Stanislaus County Judge Marie Silveira had scheduled a pretrial hearing to get an update on Eidsvik-Garza’s condition and determine how the court would proceed. The judge on Friday morning was informed that Eidsvik-Garza had died.

Silveira said in court that she was stunned by the news of the defense attorney’s death. She added that Eidsvik-Garza represented her clients well.

“I realized that she was ill. I didn’t know that it was this grave,” the judge said.

The court has not determined what exactly will happen with the trial for Sifuentez and Aguilera, but it is certain that Sifuentez won’t stand trial at least for another year.

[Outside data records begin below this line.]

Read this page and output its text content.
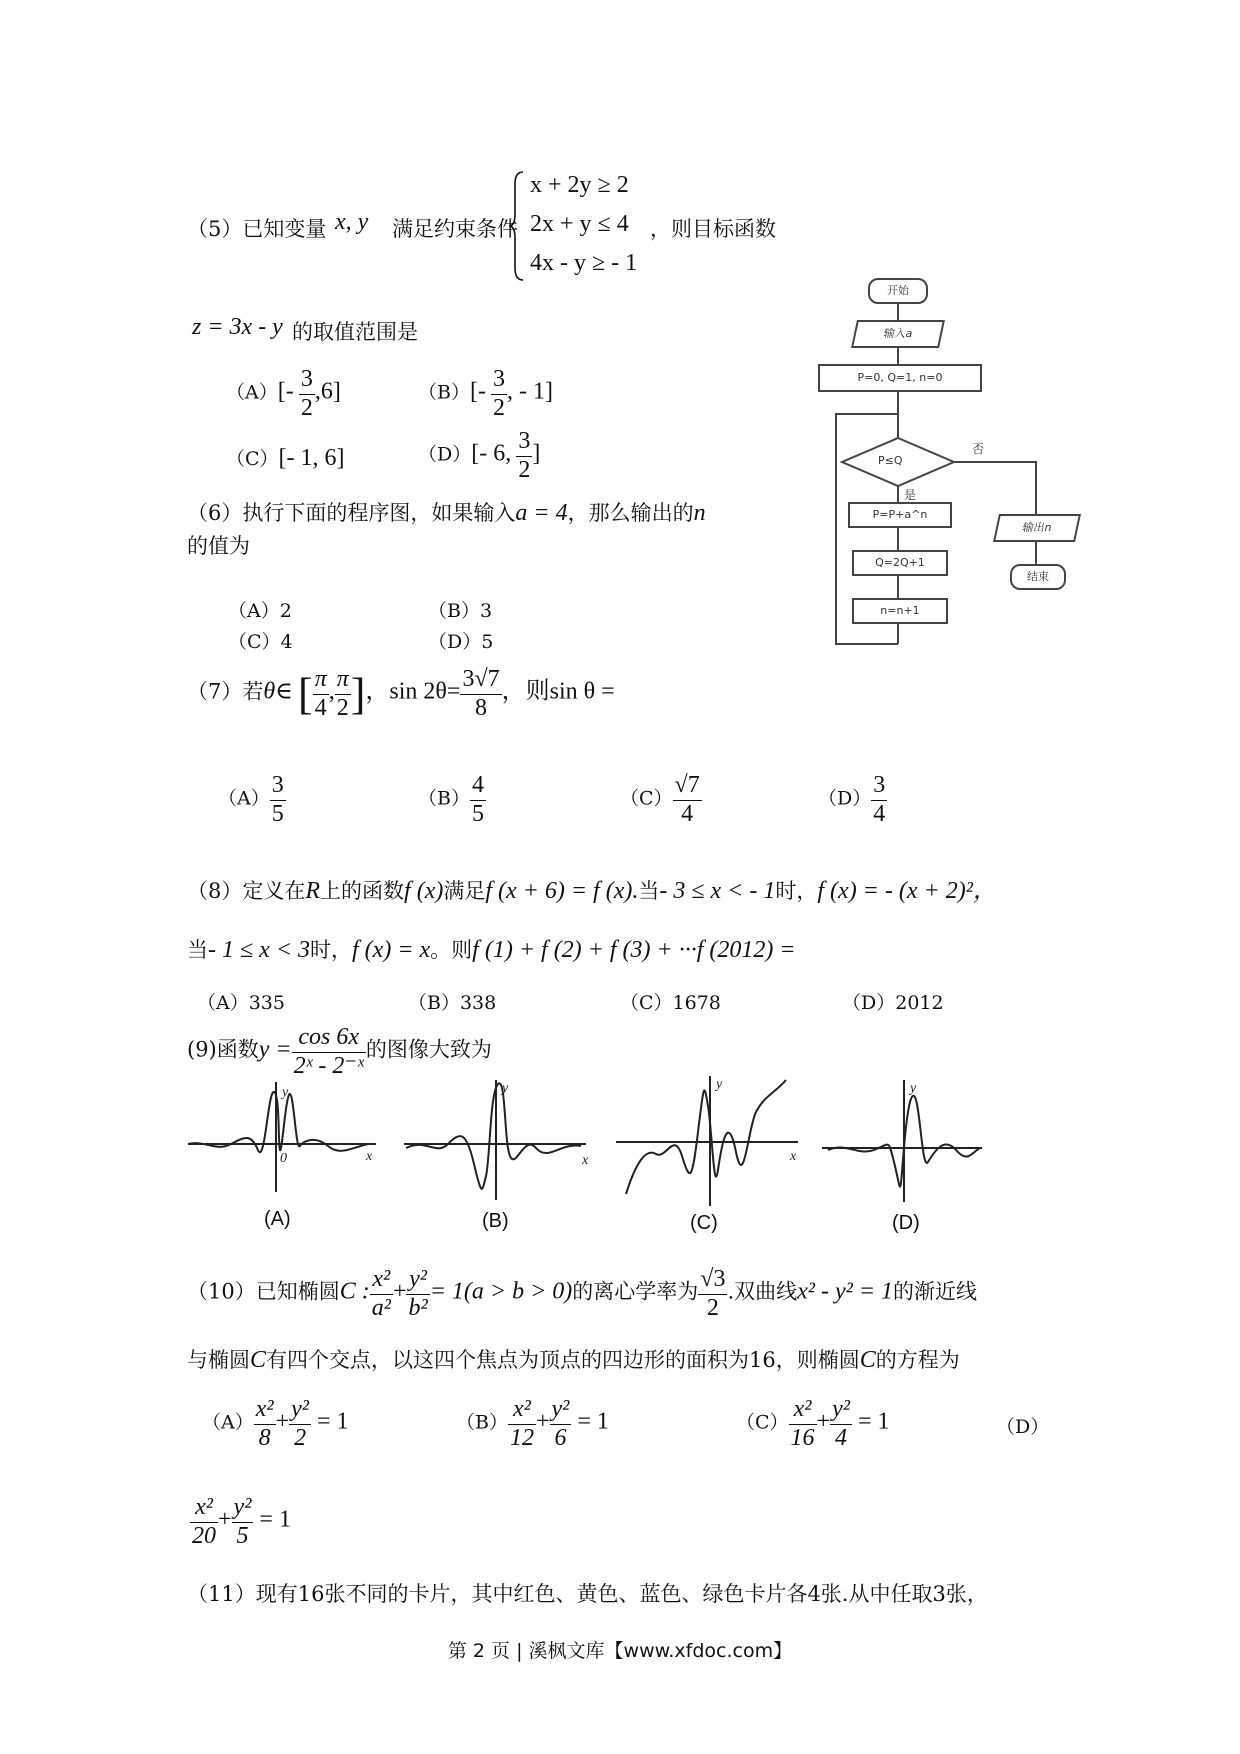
（5）已知变量 x, y 满足约束条件
x + 2y ≥ 2
2x + y ≤ 4
4x - y ≥ - 1
，则目标函数
z = 3x - y 的取值范围是
$(A)[- \frac{3}{2} ,6]$	$(B)[- \frac{3}{2}$ , - 1]
（C）[- 1, 6]	（D）[- 6, $\frac{3}{2}$ ]
开始
输入a
P=0, Q=1, n=0
P≤Q
否
是
P=P+a^n
Q=2Q+1
n=n+1
输出n
结束
（6）执行下面的程序图，如果输入a = 4，那么输出的n
的值为
（A）2	（B）3
（C）4	（D）5
（7）若θ∈ [ $\frac{\pi}{4}$ , $\frac{\pi}{2}$ ]，$\sin 2\theta= \frac{3√7}{8}$ ，则sin θ =
$(A) \frac{3}{5}$	$(B) \frac{4}{5}$	$(C) \frac{√7}{4}$	$(D) \frac{3}{4}$
（8）定义在R上的函数f (x)满足f (x + 6) = f (x).当- 3 ≤ x < - 1时，f (x) = - (x + 2)²，
当- 1 ≤ x < 3时，f (x) = x。则f (1) + f (2) + f (3) + ···f (2012) =
（A）335	（B）338	（C）1678	（D）2012
(9)函数$y = \frac{\cos 6x}{\text{2ˣ - 2⁻ˣ}}$ 的图像大致为
y
x
0
y
x
y
x
y
(A)	(B)	(C)	(D)
（10）已知椭圆C : $\frac{\text{x²}}{\text{a²}} + \frac{\text{y²}}{\text{b²}} = 1(a > b > 0)$的离心学率为 $\frac{√3}{2}$ .双曲线x² - y² = 1的渐近线
与椭圆C有四个交点，以这四个焦点为顶点的四边形的面积为16，则椭圆C的方程为
$(A) \frac{\text{x²}}{8} + \frac{\text{y²}}{2} = 1$	$(B) \frac{\text{x²}}{12} + \frac{\text{y²}}{6} = 1$	$(C) \frac{\text{x²}}{16} + \frac{\text{y²}}{4} = 1$	（D）
$\frac{\text{x²}}{20} + \frac{\text{y²}}{5} = 1$
（11）现有16张不同的卡片，其中红色、黄色、蓝色、绿色卡片各4张.从中任取3张，
第 2 页 | 溪枫文库【www.xfdoc.com】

The judge has appointed Stephen Foley to represent Sifuentez. Foley will need time to get caught up with the information in the murder case.

Deputy District Attorney Tom Brennan told the judge that Aguilera can stand trial alone, starting late next week. Sifuentez would then wait and stand trial next year, possibly with the third defendant, Joe Luis Ramirez.

Joe Ramirez has no relation to the boy, who was not the intended target. The boy was killed by a stray bullet that went through a wall and hit his head.

Testimony in a June 2012 preliminary hearing for Aguilera and Sifuentez indicated that the boy’s father, Epifanio Ramirez Sr., was the intended target because he was a Norteño gang dropout in competition for the drug trade in what is considered Norteño turf. He was in the home’s garage with Cyphers when the shootings occurred.

Joe Ramirez has not yet reached the preliminary hearing phase, which is needed for the court to determine whether there is enough evidence for him to stand trial accused of murder in the two deaths.

Robert Winston, Aguilera’s defense attorney, told the judge he needs time to consider the prosecutor’s proposal before moving forward.

Silveira said it’s understandable that Winston needs a few days to decide what’s best for his client. Aguilera and Sifuentez have been prosecuted together since charges were filed against them in May 2011.

“I think we just need to come back next week,” the judge said. “It’s a complicated situation.”

Aguilera and Sifuentez are scheduled to return to court Wednesday for the judge to decide when their trial will start.

If convicted, Aguilera and Sifuentez face maximum sentences of life in prison without parole. Prosecutors have not yet decided whether to seek the death penalty against Joe Ramirez.

All three defendants remain in custody at the Stanislaus County jail.